COVID-19 Prep for the Fall
Wednesday, August 12, 2020
Posted by: Mary Kendall Dixon
Since the onset of the COVID-19 pandemic, Georgia Fruit and Vegetable Growers Association staff have been actively working with industry partners and regulatory agencies to represent our members concerns and needs. While this continues, GFVGA is now proactively working with the GA Department of Public Health, GA Dept of Agriculture and the University of Georgia to highlight “lessons learned” from the COVID-19 spring season to be prepared for what could happen this Fall.
These discussions have been specific to the produce industry regarding preparations to keep employees safe in farm, harvest, packing facilities, transportation, and housing operations. This working group is actively working to develop a toolkit for agricultural employers and employees for use during the 2020 Fall season based on regulatory guidance, industry best practices, and lessons learned. This reflection of COVID-19 related events has highlighted several areas that will remain crucial as we move into the Fall season: strong partnerships, regular communication, adequate resources, and streamlined regulations.
Without the great private-public partnerships between GFVGA and the Georgia Depts of Agriculture and Public Health, Georgia’s produce industry may have had a very different response to COVID-19. Our GA Dept of Agriculture and Commissioner Black has been an indispensable partner with GFVGA, individual growers and communities as COVID-19 cases began to surface.

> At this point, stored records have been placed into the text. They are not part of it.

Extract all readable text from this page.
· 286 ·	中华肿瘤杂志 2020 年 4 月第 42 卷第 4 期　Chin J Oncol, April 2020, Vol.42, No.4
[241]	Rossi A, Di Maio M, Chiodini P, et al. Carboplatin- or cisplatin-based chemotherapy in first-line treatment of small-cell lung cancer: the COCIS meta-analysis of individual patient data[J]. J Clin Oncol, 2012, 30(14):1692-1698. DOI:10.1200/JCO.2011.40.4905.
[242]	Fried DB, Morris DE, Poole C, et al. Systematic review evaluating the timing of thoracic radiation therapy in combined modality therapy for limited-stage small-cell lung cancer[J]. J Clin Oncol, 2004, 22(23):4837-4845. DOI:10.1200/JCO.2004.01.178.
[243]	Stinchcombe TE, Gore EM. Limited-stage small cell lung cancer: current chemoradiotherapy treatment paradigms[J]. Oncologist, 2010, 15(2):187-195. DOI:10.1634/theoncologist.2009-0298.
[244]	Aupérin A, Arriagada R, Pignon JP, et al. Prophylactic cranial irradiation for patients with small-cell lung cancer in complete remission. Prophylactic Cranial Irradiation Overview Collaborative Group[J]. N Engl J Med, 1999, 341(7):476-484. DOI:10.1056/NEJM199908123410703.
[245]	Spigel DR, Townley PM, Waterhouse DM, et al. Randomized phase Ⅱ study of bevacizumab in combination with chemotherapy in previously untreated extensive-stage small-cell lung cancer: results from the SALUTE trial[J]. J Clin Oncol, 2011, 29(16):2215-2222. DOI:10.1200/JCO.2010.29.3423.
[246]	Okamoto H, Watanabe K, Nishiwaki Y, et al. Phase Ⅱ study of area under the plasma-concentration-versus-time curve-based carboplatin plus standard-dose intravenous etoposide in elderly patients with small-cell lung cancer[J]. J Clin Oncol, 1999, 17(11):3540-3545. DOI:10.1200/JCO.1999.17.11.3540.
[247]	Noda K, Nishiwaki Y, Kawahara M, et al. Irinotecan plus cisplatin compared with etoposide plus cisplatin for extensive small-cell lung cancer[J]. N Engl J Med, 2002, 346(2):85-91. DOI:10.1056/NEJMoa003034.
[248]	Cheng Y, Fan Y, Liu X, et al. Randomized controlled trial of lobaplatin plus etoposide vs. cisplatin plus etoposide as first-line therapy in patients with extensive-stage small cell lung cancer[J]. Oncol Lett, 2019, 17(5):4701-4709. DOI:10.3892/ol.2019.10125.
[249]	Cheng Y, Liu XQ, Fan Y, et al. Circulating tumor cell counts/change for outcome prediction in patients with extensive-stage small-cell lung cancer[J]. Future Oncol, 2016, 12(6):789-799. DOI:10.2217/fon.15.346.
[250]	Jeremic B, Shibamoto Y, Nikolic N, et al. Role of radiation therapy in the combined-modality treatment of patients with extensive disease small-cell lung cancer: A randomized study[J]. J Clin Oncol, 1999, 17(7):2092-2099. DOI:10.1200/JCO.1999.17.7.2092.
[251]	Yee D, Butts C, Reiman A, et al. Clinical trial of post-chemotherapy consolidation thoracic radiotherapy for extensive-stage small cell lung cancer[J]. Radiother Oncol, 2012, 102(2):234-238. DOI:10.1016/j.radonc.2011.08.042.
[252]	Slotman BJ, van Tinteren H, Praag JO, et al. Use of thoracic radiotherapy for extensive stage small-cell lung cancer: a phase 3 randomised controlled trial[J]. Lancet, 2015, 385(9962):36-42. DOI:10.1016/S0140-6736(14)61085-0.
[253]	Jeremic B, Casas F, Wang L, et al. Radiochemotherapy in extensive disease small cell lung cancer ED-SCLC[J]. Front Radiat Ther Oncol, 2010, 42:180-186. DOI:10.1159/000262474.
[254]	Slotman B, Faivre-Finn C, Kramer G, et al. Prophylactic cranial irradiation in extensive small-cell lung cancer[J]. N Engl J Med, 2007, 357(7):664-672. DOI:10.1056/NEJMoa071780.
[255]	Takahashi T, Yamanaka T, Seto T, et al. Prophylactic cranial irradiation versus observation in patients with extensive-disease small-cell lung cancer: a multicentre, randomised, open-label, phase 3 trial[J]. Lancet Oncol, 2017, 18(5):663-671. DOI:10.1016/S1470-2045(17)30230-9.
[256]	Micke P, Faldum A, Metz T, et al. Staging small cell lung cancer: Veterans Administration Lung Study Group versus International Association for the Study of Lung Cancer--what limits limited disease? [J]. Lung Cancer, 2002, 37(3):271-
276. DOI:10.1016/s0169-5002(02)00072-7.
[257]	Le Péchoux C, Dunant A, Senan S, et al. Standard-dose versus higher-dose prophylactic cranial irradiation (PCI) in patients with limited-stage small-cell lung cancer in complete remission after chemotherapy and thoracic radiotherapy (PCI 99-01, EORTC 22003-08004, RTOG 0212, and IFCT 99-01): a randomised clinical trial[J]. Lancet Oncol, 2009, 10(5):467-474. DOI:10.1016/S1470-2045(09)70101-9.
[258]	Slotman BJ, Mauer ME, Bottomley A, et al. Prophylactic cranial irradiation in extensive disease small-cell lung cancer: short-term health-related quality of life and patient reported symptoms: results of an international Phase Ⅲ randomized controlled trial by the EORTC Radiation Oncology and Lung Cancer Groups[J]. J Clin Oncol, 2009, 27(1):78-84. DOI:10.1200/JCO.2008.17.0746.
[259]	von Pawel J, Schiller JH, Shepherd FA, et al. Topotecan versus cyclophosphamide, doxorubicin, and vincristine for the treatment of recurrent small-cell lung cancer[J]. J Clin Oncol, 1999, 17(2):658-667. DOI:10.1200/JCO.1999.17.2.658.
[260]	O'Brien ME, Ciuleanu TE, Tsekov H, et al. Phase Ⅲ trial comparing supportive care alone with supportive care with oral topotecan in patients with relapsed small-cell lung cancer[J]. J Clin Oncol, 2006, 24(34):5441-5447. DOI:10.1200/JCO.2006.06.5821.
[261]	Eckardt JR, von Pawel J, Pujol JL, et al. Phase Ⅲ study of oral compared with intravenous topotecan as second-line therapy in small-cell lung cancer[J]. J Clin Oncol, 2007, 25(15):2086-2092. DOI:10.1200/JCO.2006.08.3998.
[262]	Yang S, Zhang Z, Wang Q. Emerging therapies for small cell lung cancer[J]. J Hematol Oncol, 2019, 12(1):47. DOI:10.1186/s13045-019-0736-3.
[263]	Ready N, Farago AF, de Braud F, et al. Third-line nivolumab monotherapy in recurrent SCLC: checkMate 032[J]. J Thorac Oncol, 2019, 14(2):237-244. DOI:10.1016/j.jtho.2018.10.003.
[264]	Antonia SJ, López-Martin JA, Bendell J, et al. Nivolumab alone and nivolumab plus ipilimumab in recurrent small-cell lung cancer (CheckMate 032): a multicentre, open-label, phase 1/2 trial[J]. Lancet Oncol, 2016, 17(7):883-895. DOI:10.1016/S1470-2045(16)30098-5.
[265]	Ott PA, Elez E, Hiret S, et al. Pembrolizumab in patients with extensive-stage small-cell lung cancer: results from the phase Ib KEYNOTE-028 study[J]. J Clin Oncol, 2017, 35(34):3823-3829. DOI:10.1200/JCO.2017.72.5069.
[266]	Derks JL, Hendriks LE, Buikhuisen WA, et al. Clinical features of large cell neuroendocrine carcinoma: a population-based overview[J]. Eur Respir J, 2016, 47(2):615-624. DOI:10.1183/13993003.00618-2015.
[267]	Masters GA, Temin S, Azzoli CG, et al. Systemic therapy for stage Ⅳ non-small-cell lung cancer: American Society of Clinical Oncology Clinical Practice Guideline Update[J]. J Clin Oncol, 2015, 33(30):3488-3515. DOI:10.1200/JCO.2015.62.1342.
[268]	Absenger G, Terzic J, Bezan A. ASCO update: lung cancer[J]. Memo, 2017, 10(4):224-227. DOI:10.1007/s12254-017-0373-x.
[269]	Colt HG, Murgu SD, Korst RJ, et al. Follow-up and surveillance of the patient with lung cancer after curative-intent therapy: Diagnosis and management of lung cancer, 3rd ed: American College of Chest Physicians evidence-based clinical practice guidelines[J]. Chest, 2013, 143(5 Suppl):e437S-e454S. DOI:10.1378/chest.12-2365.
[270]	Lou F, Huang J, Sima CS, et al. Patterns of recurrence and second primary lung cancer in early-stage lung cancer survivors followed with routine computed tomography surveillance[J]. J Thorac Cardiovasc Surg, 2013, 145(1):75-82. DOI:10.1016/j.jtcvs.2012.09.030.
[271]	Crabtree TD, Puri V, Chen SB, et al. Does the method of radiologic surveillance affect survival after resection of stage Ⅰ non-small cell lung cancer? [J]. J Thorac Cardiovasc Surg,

When the first larger scale outbreak occurred, Commissioner Black personally reached out to Georgia Dept of Public Health Commissioner Kathleen E. Toomey to help bring attention to a community wide situation. These crucial calls by Comm Black were necessary to highlight the need for help amidst the rest of the state scrambling to understand coronavirus. Commissioner Toomey was able to work directly with local departments of health, state epidemiologists, and growers to provide direction and resources.
The unsung hero in all COVID-19 related hot spots has been the local community partnerships. GFVGA and members have worked with local health care providers, spoken with county commissioners, helped guide the identification of local self-quarantine sites, provided insight to regulatory agencies, and pointed growers to local resources to find a large majority of aide. It’s been during this concerted effort to keep agricultural employees safe that several lesser known migrant-focused health clinics and services have come to light. These more local resources are vital to serving the entire industry and its employees.
Many ag employees were having problems understanding the full scope of coronavirus and why so many restrictions were being implemented on farms. The University of GA Extension and GFVGA collaborated to create a video to help ag employees understand what coronavirus is, how to protect themselves, and why operational restrictions were being implemented. This combined effort ultimately created an easy to understand video in Spanish by native Mexican employees from UGA Extension with backgrounds in food systems and employee training. This video was one of many resources UGA Extension created and distributed specifically to an agricultural audience.
All these partnerships and aide were born out of an initial outreach for help and evolved into regular communication between organizations dedicated to serve the industry and the public. GFVGA hosted grower member only forums to share recommended guidance and allow operators to share practices and ask questions. GFVGA then carried messages and identified needs to several organizations for answers and direction.
The Spring of 2020 delivered to produce owners and operators regularly changing regulation and guidance, lots of best practices and COVID-19 updates, and constantly changing delivery dates for the infrared touchless thermometers. It is the hope of this private-public collaboration to continue work to craft sound yet applicable guidance. Additionally, we are working to create easy to use tools that will help make regulatory guidance easy to approach and apply. We are working to declutter websites and offer sustainable resources and direction.
As we look back at March and April of 2020 for Georgia’s produce industry, it was full of fear, unknowns, unprecedented government responses, and the food supply chain coming to a standstill in the matter of a few days. The Fall in the southeast is usually unpredictable due to hurricanes, tornadoes, hail, and foreign imports flooding the market. Coronavirus is yet one additional variable we will have to manage. We are working to prepare Georgia’s produce industry with lessons learned and strong science. Together we are stronger.